Supplementary Bluetooth SIG Statement Regarding the ‘Impersonation in the Passkey Entry Protocol’ Vulnerability
A device supporting the Passkey Entry association model in BR/EDR Secure Simple Pairing in Bluetooth® Core Specifications 2.1 through 5.4, BR/EDR Secure Connections Pairing in Bluetooth Core Specifications 4.1 through 5.4, and LE Secure Connections Pairing in Bluetooth Core Specifications 4.2 through 5.4 may be vulnerable to the ‘Impersonation in the Passkey Entry Protocol’ vulnerability (CVE-2020-26558) if a device accepts a public key offered by the remote peer with the same X coordinate as the public key that it provided to the peer (e.g., a key with same absolute X and Y coordinate value but with a Y coordinate value with the opposite sign).

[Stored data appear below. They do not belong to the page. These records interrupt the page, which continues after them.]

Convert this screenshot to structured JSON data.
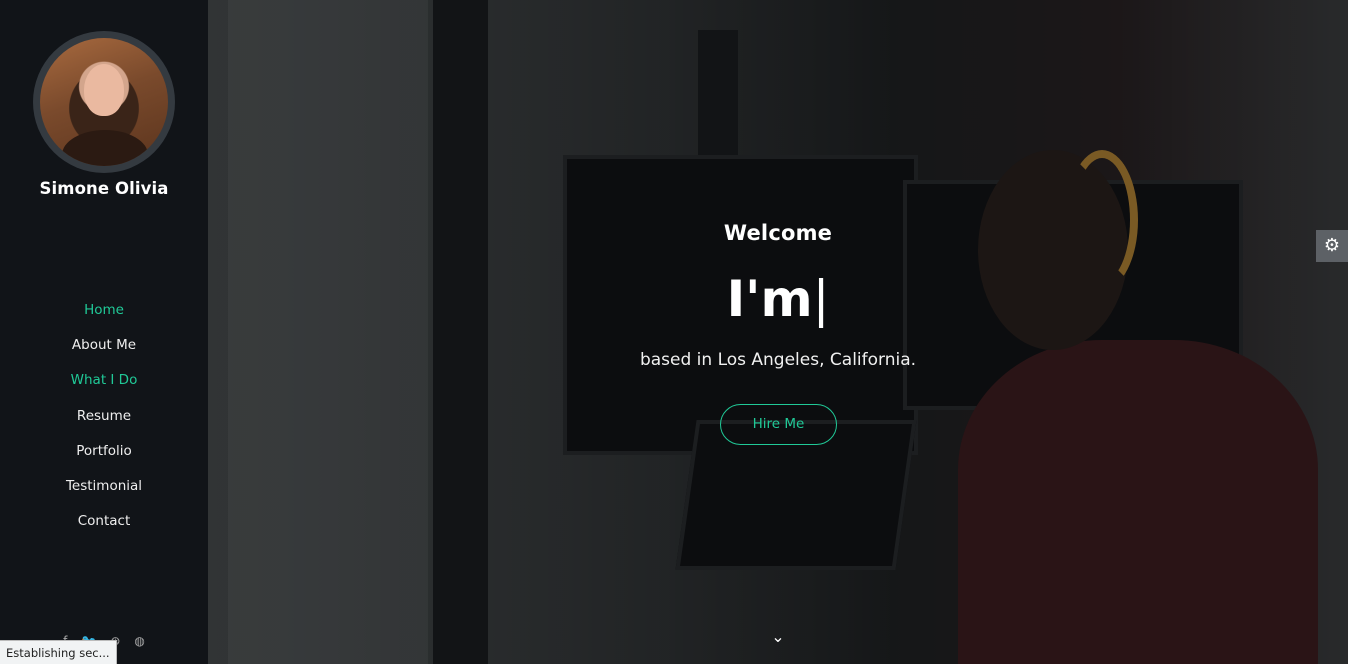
{
  "sidebar": {
    "profile_name": "Simone Olivia",
    "avatar_icon": "profile-photo",
    "nav": [
      {
        "label": "Home",
        "active": true
      },
      {
        "label": "About Me",
        "active": false
      },
      {
        "label": "What I Do",
        "active": true
      },
      {
        "label": "Resume",
        "active": false
      },
      {
        "label": "Portfolio",
        "active": false
      },
      {
        "label": "Testimonial",
        "active": false
      },
      {
        "label": "Contact",
        "active": false
      }
    ],
    "socials": [
      {
        "icon": "facebook-icon",
        "glyph": "f"
      },
      {
        "icon": "twitter-icon",
        "glyph": "🐦"
      },
      {
        "icon": "dribbble-icon",
        "glyph": "⊛"
      },
      {
        "icon": "github-icon",
        "glyph": "◍"
      }
    ]
  },
  "hero": {
    "welcome": "Welcome",
    "headline": "I'm",
    "cursor": "|",
    "location": "based in Los Angeles, California.",
    "hire_button": "Hire Me",
    "scroll_icon": "chevron-down-icon",
    "scroll_glyph": "⌄"
  },
  "settings": {
    "icon": "gear-icon",
    "glyph": "⚙"
  },
  "status_bar": {
    "text": "Establishing sec..."
  },
  "colors": {
    "accent": "#20c997",
    "sidebar_bg": "#111418"
  }
}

A man-in-the-middle (MITM) attacker between an Initiating and Responding pairing device may respond to the Initiating device with a public key with an X coordinate matching that of the peer and use crafted responses to determine the Passkey used during the pairing session and complete an authenticated pairing procedure with the Initiating device and the Responding device being attacked. The method for an MITM to succeed at this attack follows the procedure described in the original ‘Impersonation in the Passkey Entry Protocol’ vulnerability report, with a small variation to account for the modified value of the peer public key.
For the attack to be successful, an attacking device will also need to be within wireless range of two vulnerable Bluetooth devices initiating pairing or bonding where a BR/EDR IO Capabilities (Input/Output Capabilities) exchange or LE IO Capability in the pairing request and response results in the selection of the Passkey pairing procedure.
Bluetooth® Core Specification 5.4 recommends that a device fail a pairing procedure if the public key X coordinate offered by a peer matches that of the local device (except in the special case where a debug key is in use). Bluetooth® Core Specification 6.0 makes this check mandatory.
It is recommended that implementations follow the latest recommendations for the acceptance of public keys when implementing BR/EDR Secure Simple Pairing, BR/EDR Secure Connections pairing, or LE Secure Connections pairing in Bluetooth® Core Specifications 5.4 and earlier.